Hyderabad, November 2, midnight

“Anna, Radhikamma is missing!” It was one of the Ambedkar Students Association leaders of the University of Hyderabad on the line.

After a frantic hour, Raja called at 1am but Radhika snatched the phone, “Nana (Son), Thank you for everything. We don’t want anything from anybody anymore. We don’t want to talk to anybody…” She was sobbing.

Radhika, Raja and his sister Nileema had spent the whole day at the Guntur joint collector’s (JC) office, getting grilled by a dozen revenue department officials over Rohith Vemula’s caste.

“We were not offered a chair and stood for five hours. By the end, mother was shivering”.

One of the officers, Raja said, asked Radhika why she left her husband when he was quite wealthy. When Radhika explained that he was abusive and had thrown her and the children out of the house after discovering that she was a Mala (SC), the officer allegedly said, “We have information that you had some other sources of income.”

Raja said, “The officer said ‘other sources’ in such a way that it sounded like he was questioning my mother’s character. We immediately knew that they had been speaking to Mani Kumar a lot. Mani Kumar will tell anybody that my mother brought us up through sex work.”

“Do you know Mani tried to sell my mother to one of those men who come to the red light area?” That was the reason Rohith almost killed Mani? “Yes.”

Radhika kept it really short when we spoke a few days later over the phone. “They are going to give Rohith Mani Kumar’s caste,” she said. The experience at the JC’s office had broken her resolve.

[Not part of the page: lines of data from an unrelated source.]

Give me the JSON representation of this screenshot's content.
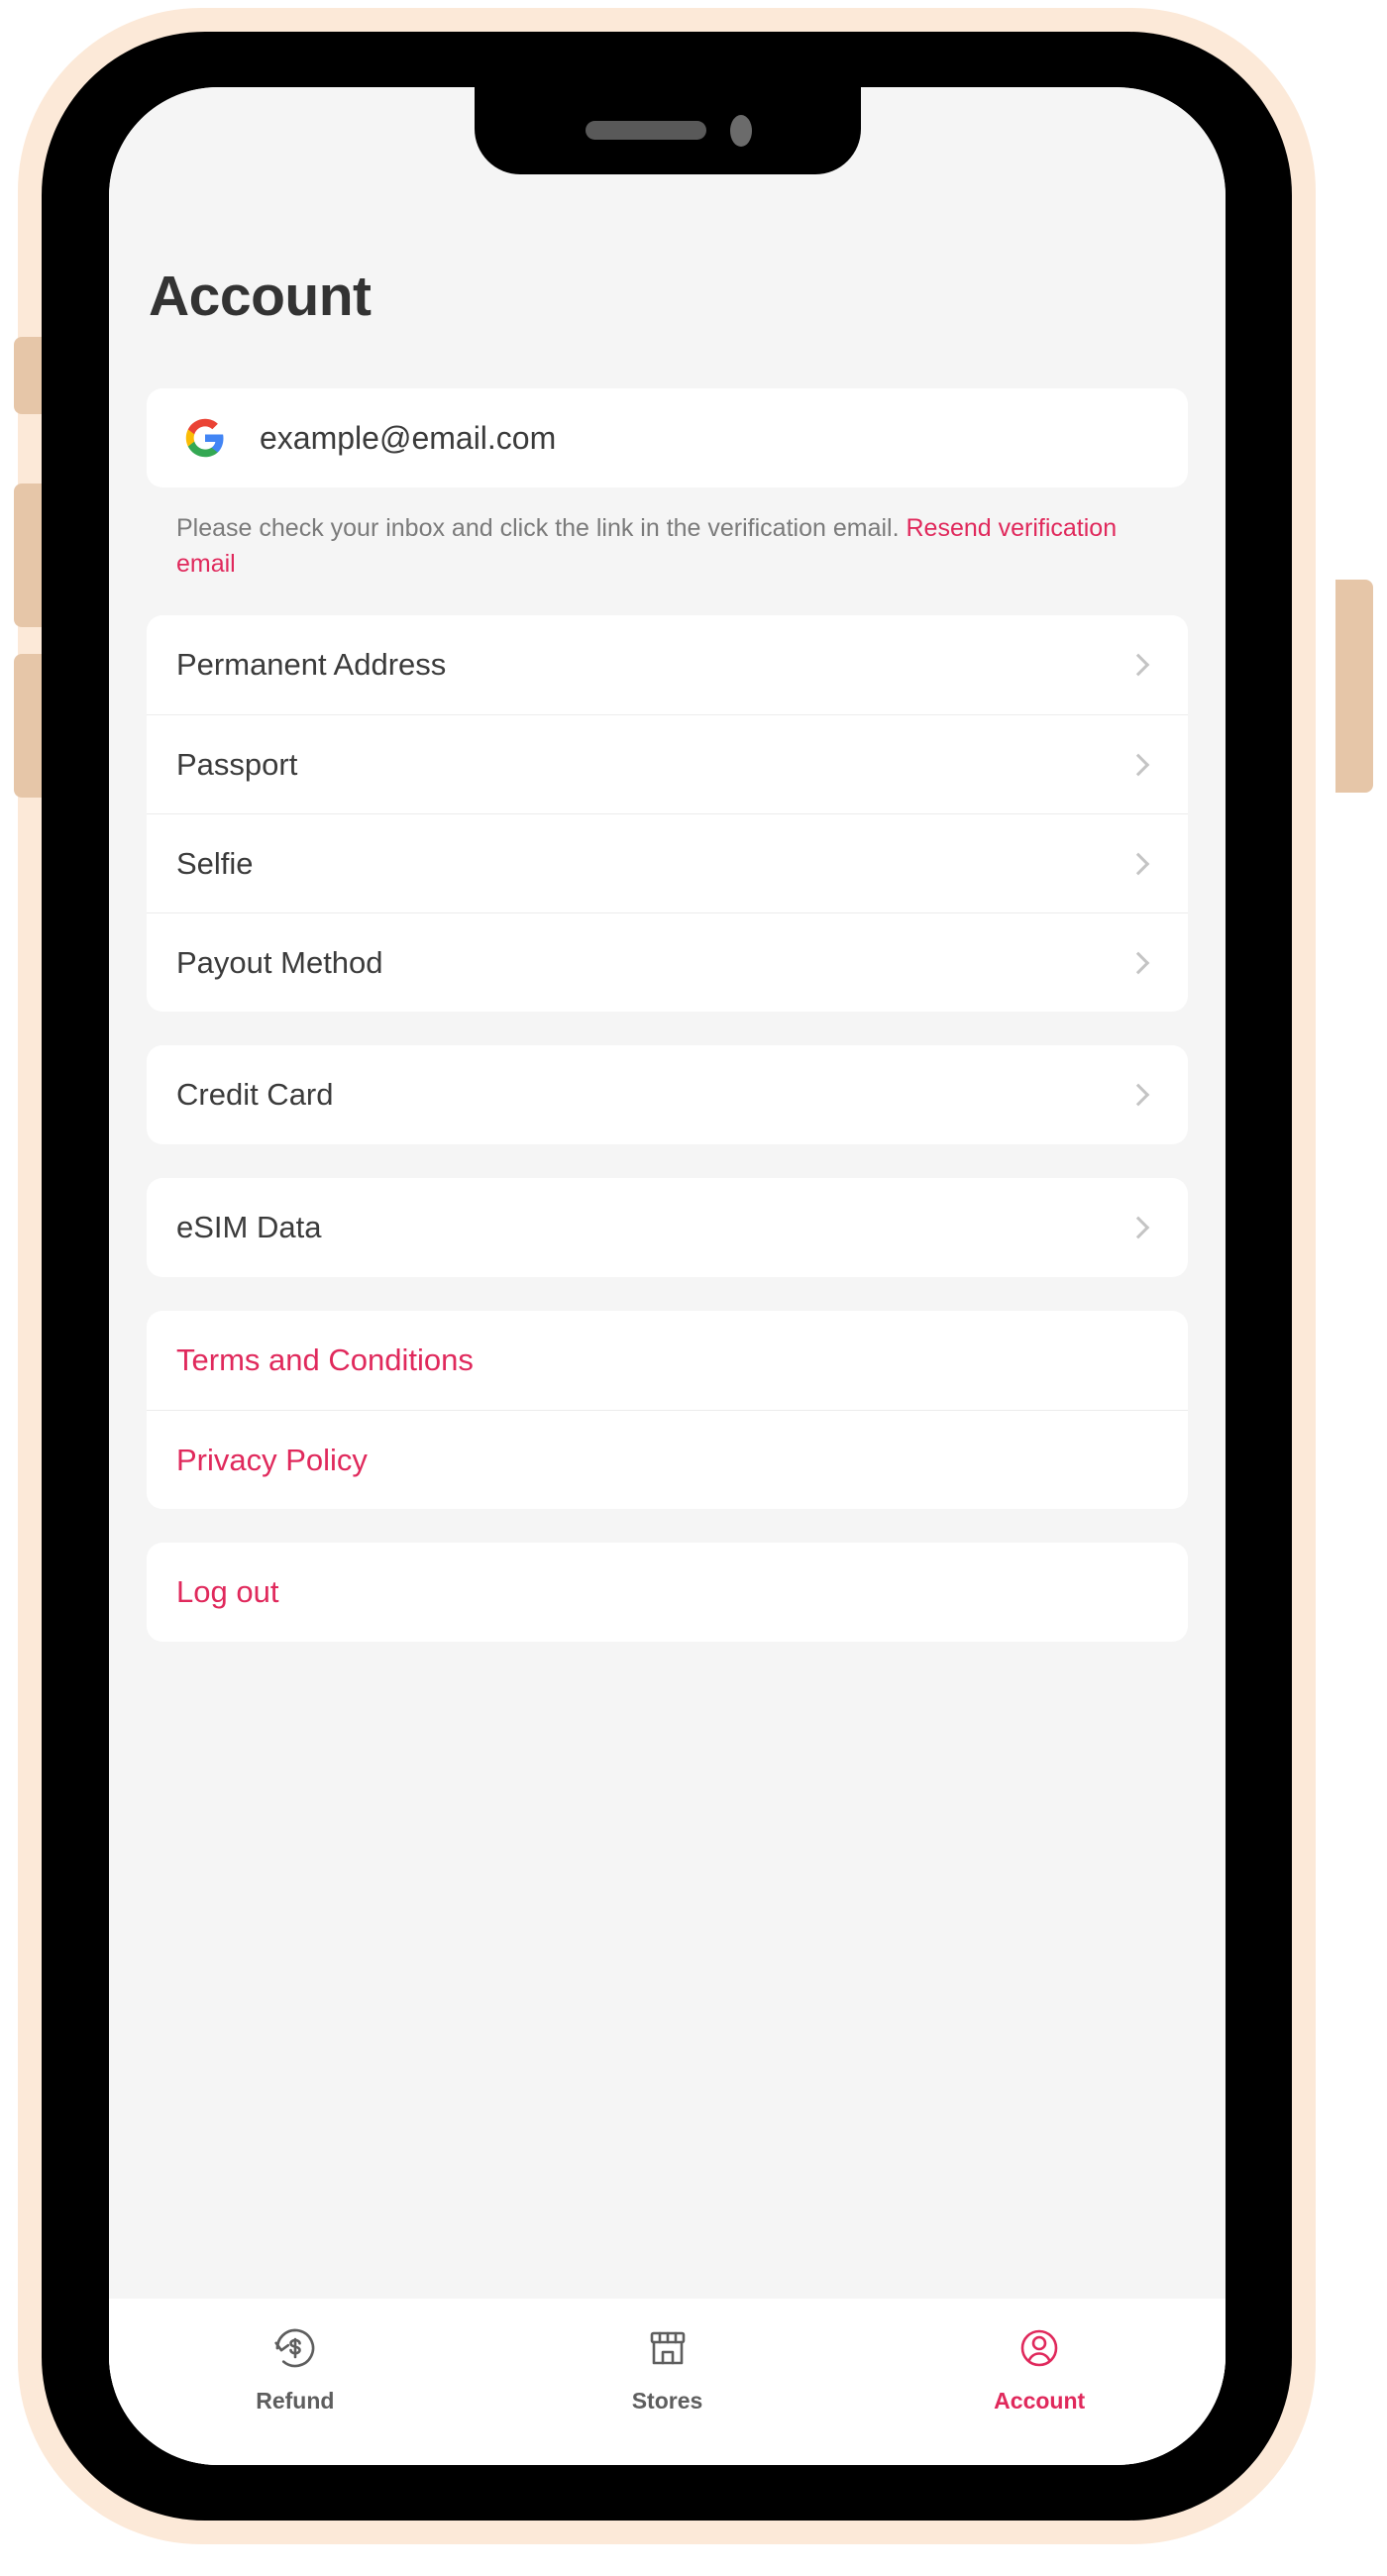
{
  "theme": {
    "accent": "#e0295c",
    "text_primary": "#3b3b3b",
    "text_muted": "#7b7b7b",
    "screen_bg": "#f5f5f5",
    "card_bg": "#ffffff",
    "frame_bezel": "#fce9d8",
    "frame_body": "#000000"
  },
  "screen": {
    "title": "Account",
    "account": {
      "provider_icon": "google-logo-icon",
      "email": "example@email.com",
      "verification_note_prefix": "Please check your inbox and click the link in the verification email. ",
      "verification_link": "Resend verification email"
    },
    "groups": [
      {
        "name": "identity",
        "items": [
          {
            "label": "Permanent Address",
            "accent": false,
            "chevron": true
          },
          {
            "label": "Passport",
            "accent": false,
            "chevron": true
          },
          {
            "label": "Selfie",
            "accent": false,
            "chevron": true
          },
          {
            "label": "Payout Method",
            "accent": false,
            "chevron": true
          }
        ]
      },
      {
        "name": "payment",
        "items": [
          {
            "label": "Credit Card",
            "accent": false,
            "chevron": true
          }
        ]
      },
      {
        "name": "connectivity",
        "items": [
          {
            "label": "eSIM Data",
            "accent": false,
            "chevron": true
          }
        ]
      },
      {
        "name": "legal",
        "items": [
          {
            "label": "Terms and Conditions",
            "accent": true,
            "chevron": false
          },
          {
            "label": "Privacy Policy",
            "accent": true,
            "chevron": false
          }
        ]
      },
      {
        "name": "session",
        "items": [
          {
            "label": "Log out",
            "accent": true,
            "chevron": false
          }
        ]
      }
    ],
    "tabbar": [
      {
        "label": "Refund",
        "icon": "refund-dollar-icon",
        "active": false
      },
      {
        "label": "Stores",
        "icon": "storefront-icon",
        "active": false
      },
      {
        "label": "Account",
        "icon": "user-circle-icon",
        "active": true
      }
    ]
  }
}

Hyderabad November 22, 6am

“Anna, did you see the news?” It was the ASA leader again. Radhika Vemula had participated in a massive protest in Delhi to show solidarity with Fatima Nafeesa, the distraught mother of Najeeb who disappeared from Jawaharlal Nehru University. The Delhi media had covered the story of the two grieving mothers enthusiastically.

When I called her, Radhika said, “I am not giving up. I will go on till the BJP is in power.”

Hyderabad January 14, 8am

The phone showed several missed calls from Radhika Vemula. She picks up with the first ring. “Nana, have you read the news? The Andhra government has sent a report to Delhi saying Rohith was OBC like Mani Kumar,” she said without sounding too disturbed. She said she was expecting this and was well prepared to fight back.

“So, I have called all the people who I visited in the last one year to come to the university on January 17. The students are also supporting me. I will lead the protest.”

She had a request, “Nana, I will be addressing the media. Will you tell your reporter friends to attend?”